UNICEF, the U.N. children's fund that also works closely with women and new mothers, told NPR that since the start of the war in October they've distributed more than 41,000 hygiene kits in Gaza, which include pads and other items like soap, wipes, toilet paper, detergent and diapers.

Yet it's a sliver of what's needed. UNICEF says nearly 70 trucks with more of these kits and other essential items, like tents and winter clothes, have been at border crossings for weeks, waiting for Israeli checks to enter.

Marie-Aure Perreaut Revial, emergency coordinator for Doctors Without Borders, was in Gaza last month and says women were coming to one of the main health centers where the group was operating from to request birth control pills in order to block their periods because of the lack of available pads and water.
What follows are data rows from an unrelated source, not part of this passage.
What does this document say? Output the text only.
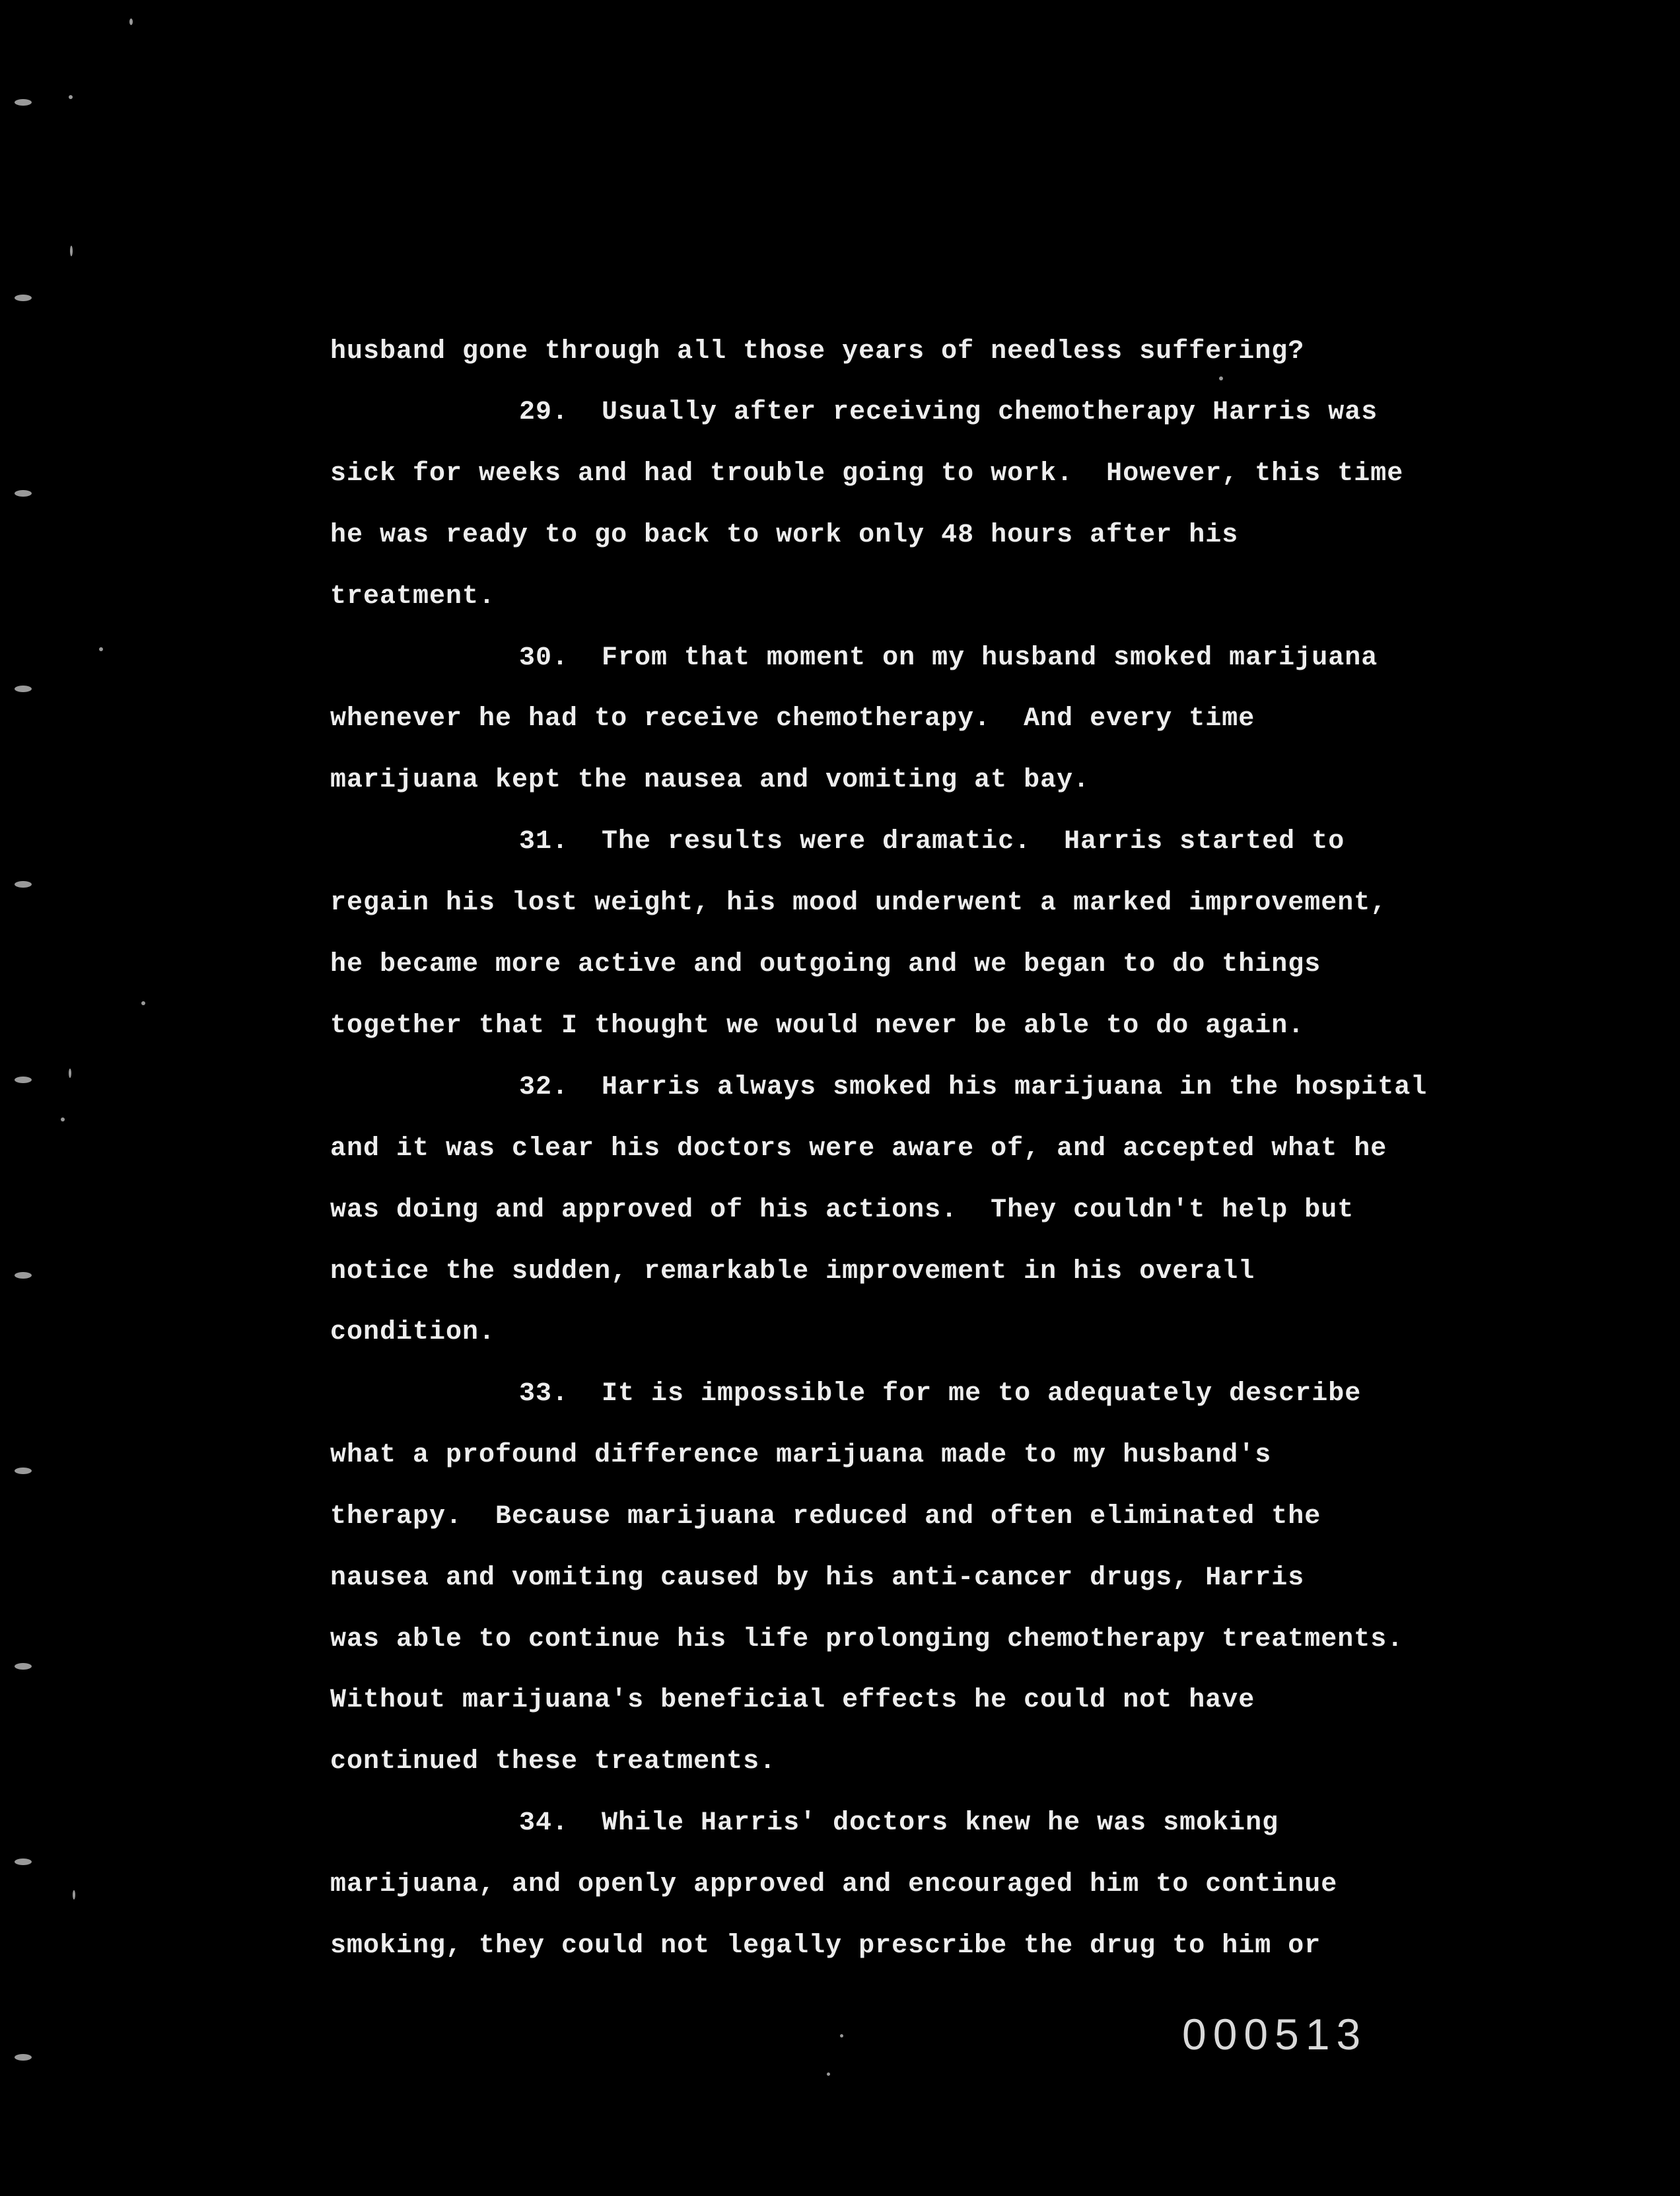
husband gone through all those years of needless suffering?
29.  Usually after receiving chemotherapy Harris was
sick for weeks and had trouble going to work.  However, this time
he was ready to go back to work only 48 hours after his
treatment.
30.  From that moment on my husband smoked marijuana
whenever he had to receive chemotherapy.  And every time
marijuana kept the nausea and vomiting at bay.
31.  The results were dramatic.  Harris started to
regain his lost weight, his mood underwent a marked improvement,
he became more active and outgoing and we began to do things
together that I thought we would never be able to do again.
32.  Harris always smoked his marijuana in the hospital
and it was clear his doctors were aware of, and accepted what he
was doing and approved of his actions.  They couldn't help but
notice the sudden, remarkable improvement in his overall
condition.
33.  It is impossible for me to adequately describe
what a profound difference marijuana made to my husband's
therapy.  Because marijuana reduced and often eliminated the
nausea and vomiting caused by his anti-cancer drugs, Harris
was able to continue his life prolonging chemotherapy treatments.
Without marijuana's beneficial effects he could not have
continued these treatments.
34.  While Harris' doctors knew he was smoking
marijuana, and openly approved and encouraged him to continue
smoking, they could not legally prescribe the drug to him or
000513
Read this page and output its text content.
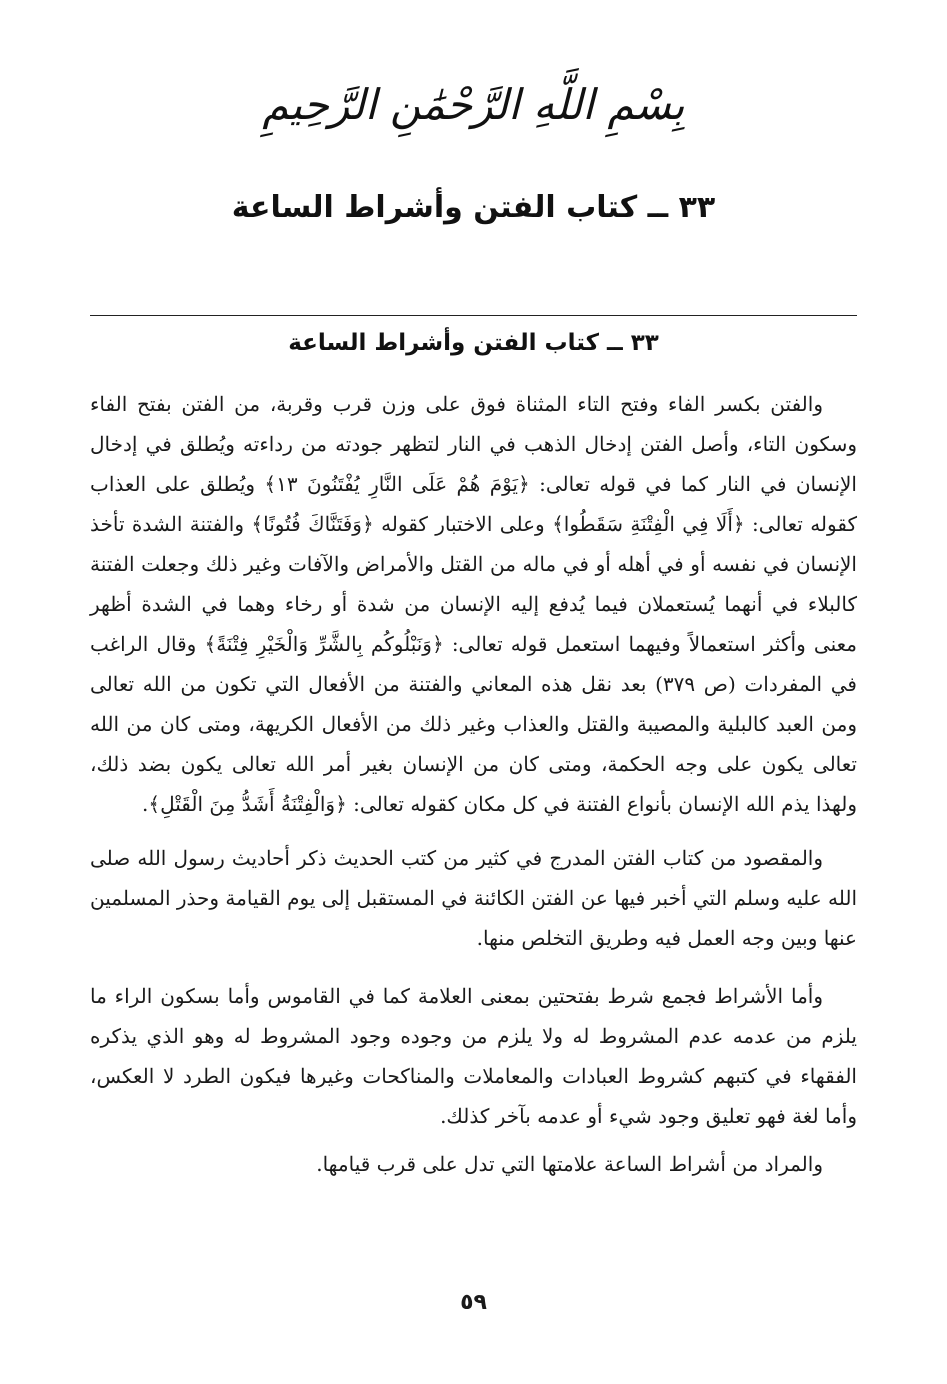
بِسْمِ اللَّهِ الرَّحْمَٰنِ الرَّحِيمِ
٣٣ ــ كتاب الفتن وأشراط الساعة
٣٣ ــ كتاب الفتن وأشراط الساعة

والفتن بكسر الفاء وفتح التاء المثناة فوق على وزن قرب وقربة، من الفتن بفتح الفاء وسكون التاء، وأصل الفتن إدخال الذهب في النار لتظهر جودته من رداءته ويُطلق في إدخال الإنسان في النار كما في قوله تعالى: ﴿يَوْمَ هُمْ عَلَى النَّارِ يُفْتَنُونَ ١٣﴾ ويُطلق على العذاب كقوله تعالى: ﴿أَلَا فِي الْفِتْنَةِ سَقَطُوا﴾ وعلى الاختبار كقوله ﴿وَفَتَنَّاكَ فُتُونًا﴾ والفتنة الشدة تأخذ الإنسان في نفسه أو في أهله أو في ماله من القتل والأمراض والآفات وغير ذلك وجعلت الفتنة كالبلاء في أنهما يُستعملان فيما يُدفع إليه الإنسان من شدة أو رخاء وهما في الشدة أظهر معنى وأكثر استعمالاً وفيهما استعمل قوله تعالى: ﴿وَنَبْلُوكُم بِالشَّرِّ وَالْخَيْرِ فِتْنَةً﴾ وقال الراغب في المفردات (ص ٣٧٩) بعد نقل هذه المعاني والفتنة من الأفعال التي تكون من الله تعالى ومن العبد كالبلية والمصيبة والقتل والعذاب وغير ذلك من الأفعال الكريهة، ومتى كان من الله تعالى يكون على وجه الحكمة، ومتى كان من الإنسان بغير أمر الله تعالى يكون بضد ذلك، ولهذا يذم الله الإنسان بأنواع الفتنة في كل مكان كقوله تعالى: ﴿وَالْفِتْنَةُ أَشَدُّ مِنَ الْقَتْلِ﴾.

والمقصود من كتاب الفتن المدرج في كثير من كتب الحديث ذكر أحاديث رسول الله صلى الله عليه وسلم التي أخبر فيها عن الفتن الكائنة في المستقبل إلى يوم القيامة وحذر المسلمين عنها وبين وجه العمل فيه وطريق التخلص منها.

وأما الأشراط فجمع شرط بفتحتين بمعنى العلامة كما في القاموس وأما بسكون الراء ما يلزم من عدمه عدم المشروط له ولا يلزم من وجوده وجود المشروط له وهو الذي يذكره الفقهاء في كتبهم كشروط العبادات والمعاملات والمناكحات وغيرها فيكون الطرد لا العكس، وأما لغة فهو تعليق وجود شيء أو عدمه بآخر كذلك.

والمراد من أشراط الساعة علامتها التي تدل على قرب قيامها.

٥٩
"They were asking for family planning methods so that they would not be faced with situations where they had to find water and have to choose water either to clean their children or clean themselves," she says. "It's just very, very difficult to find water now in Gaza."

That health center and the area around it in Khan Younis were ordered to evacuate by Israel last month. As a result, says Perreaut Revial, women lost their access to those pills from the clinic.